Wednesday, August 11, 2010

Sasha vs. Sasha

In what will become a running segment during the regular season, today marks the debut of ‘Sasha vs. Sasha’, and in-depth competition between The Alexs, Ovechkin and Semin. Some of the competitive categories will be your standard statistical fare, while some will be up to my discretion (and completely off the wall).

We're calling it 'Sasha vs. Sasha'.

Today, we’ll look at something real: who scored their goals against better defensemen?

Trying to quantify every defenseman in the NHL is a tough task. I chose to go with 'Goals Against On-Ice Per 60 Minutes' DIVIDED BY 'Quality of Competition +1'. This brings negative values of QUALCOMP to a positive baseline that is <1. When GAON/60 is divided by this value, you see an adjustment up if the value is <1. It’s probably not the best way to evaluate a defenseman, but it works. We’ll call it GA60/QUAL. Here’s what I found.

Breaking down the defensemen on the ice for each of the Alexs’ 90 goals scored and using their GA60/QUAL, we come up with an average GA60/QUAL of 2.48 for Ovechkin and 2.71 for Semin (the lower the value, the better the defenseman). Using the standard deviation of the entries and grouping them by frequency, we come up with the following graph:

Clearly, Ovechkin is scoring against better defensemen (his curve shifted slightly to the left of Semin’s) while Semin is taking advantage of less effective defensemen (his curve extending far to the right, even though he scored 10 fewer goals). Obviously, Ovechkin was usually skating against a team's #1 defensive unit while Semin was attacking against unit #2 (and obviously Ovechkin is the 'Superstar' of the two).
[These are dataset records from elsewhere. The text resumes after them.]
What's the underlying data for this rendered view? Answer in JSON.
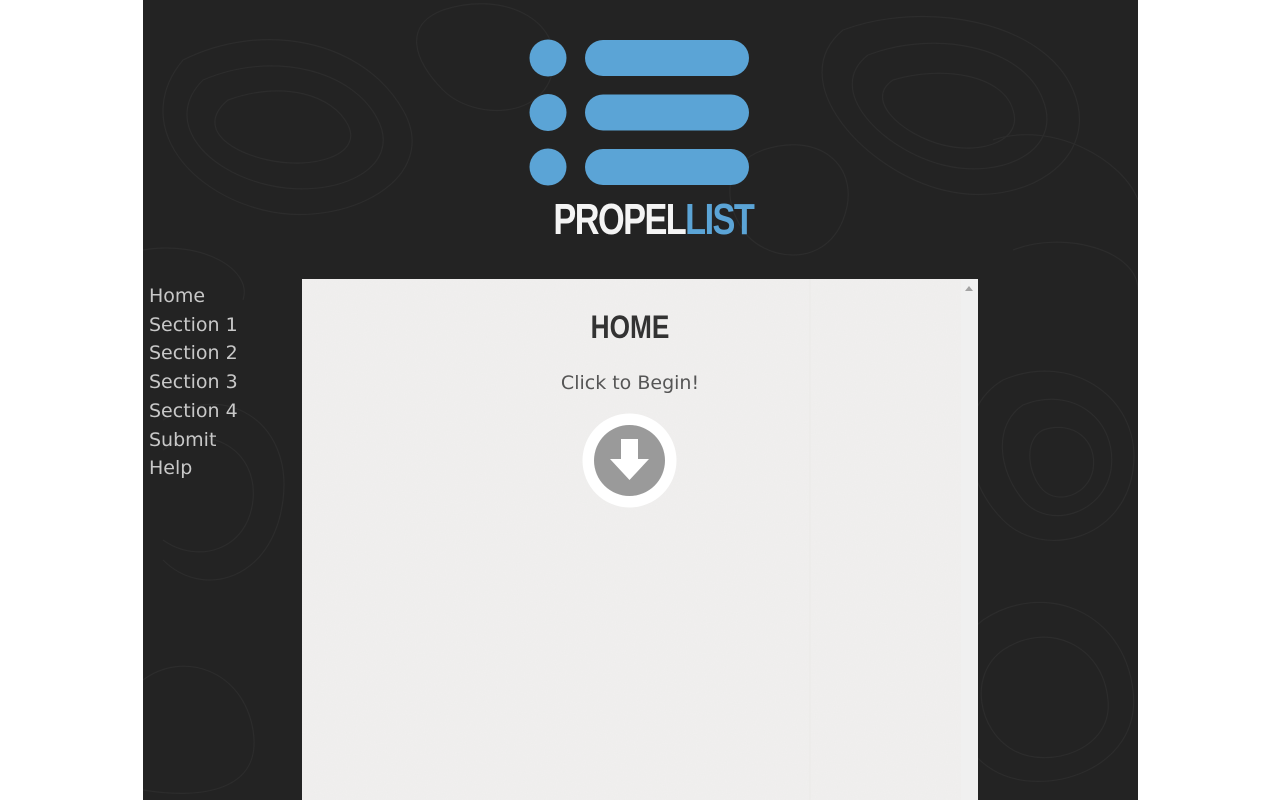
{
  "brand": {
    "wordmark_part1": "PROPEL",
    "wordmark_part2": "LIST",
    "accent_color": "#5ba4d6",
    "logo_icon": "list-icon"
  },
  "nav": {
    "items": [
      {
        "label": "Home"
      },
      {
        "label": "Section 1"
      },
      {
        "label": "Section 2"
      },
      {
        "label": "Section 3"
      },
      {
        "label": "Section 4"
      },
      {
        "label": "Submit"
      },
      {
        "label": "Help"
      }
    ]
  },
  "main": {
    "title": "HOME",
    "subtitle": "Click to Begin!",
    "begin_icon": "arrow-down-circle-icon"
  },
  "colors": {
    "background": "#232323",
    "panel": "#f1f0ef",
    "nav_text": "#c8c8c8",
    "title_text": "#333333",
    "icon_gray": "#9a9a9a"
  }
}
But the fact that Semin was able to capitalize against the weaker defensemen in the league is also important, as those are the match-ups a good player/team needs to exploit (especially if your #1 player is seeing tougher defenses). Clearly both players have thier respective roles, with each one producing when called upon.

I'm scoring this one in Ovie's favor though. It's tough to deny the left side of the curve.

6 comments:

  1. I will be very interested to see the next installment of this series! Love the top pic.

    ReplyDelete
  2. This is also why Semin's disappearance in the playoffs was so massively disappointing and crippling to the Caps' chances.

    ReplyDelete
  3. I'd be curious to see what this looks like if PP goals were eliminated.

    ReplyDelete
  4. If you remove PP goals, the averages are 2.49 for Ovie (up from 2.48) and 2.77 for Semin (up from 2.71). So a few more of Semin's goals against good D-men came while a man up compared to Ovie. The curves are slightly steeper (fewer data points), but are otherwise pretty close to the old ones.

    ReplyDelete
  5. just what the caps fan base needs, another site putting down sasha semin. wow. the originality of it- so many small minds repeating what all the other small minds are saying, and trying to be cute about it. so his problem this time is he's not as good as alex ovechkin? well, either is 99% of the nhl league, so i guess semin's in good company.

    ReplyDelete
  6. sorry to snark, but i really think picking on sasha is getting old. yes, he should have played better in the playoffs, and so should the entire rest of the team.